Dr. Howard Fields - 2024

Howard Fields received his MD and PhD in Neuroscience at Stanford in 1965-66. Following clinical training in neurology at Harvard Medical School in 1972, he joined the faculty of the University of California San Francisco, where he is currently Professor Emeritus of Neurology and Physiology. Fields has expertise in both animal and human research. He has made major contributions to understanding and treating post-herpetic neuralgia, including demonstrating the effectiveness of opioids and topical lidocaine for neuropathic pain.
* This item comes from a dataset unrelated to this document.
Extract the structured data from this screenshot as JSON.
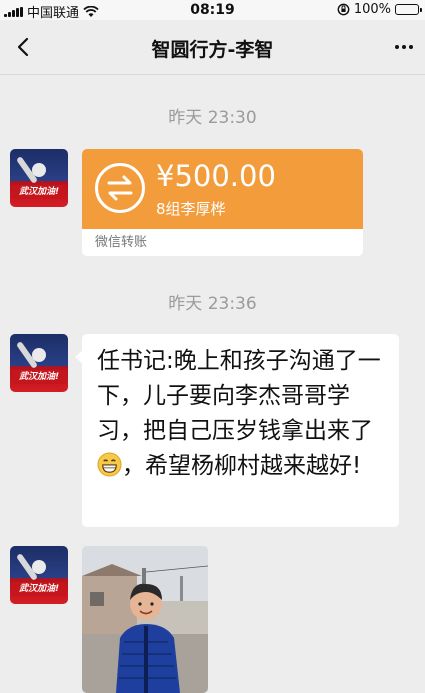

In laboratory studies his research group elucidated a top-down neural circuit that exerts bidirectional modulation of pain. They showed this circuit engages endogenous opioids and is activated by opioid analgesics. Furthermore, his research group discovered that placebo analgesia can be blocked by an opioid antagonist, opening the way to a neurobiological explanation of placebo. His later work has centered on the problem of addiction. His team has discovered nerve cells in the striatum that selectively encode the magnitude of a reward. They have also shown how opioid control of the neurotransmitter dopamine contributes to motivation and rewardbased choice. They demonstrated that drinking alcohol leads to the release of endorphins in brain reward centers in human subjects. In 1997, he was elected to membership in the National Academy of Medicine and in 2010 to the American Academy of Arts and Sciences.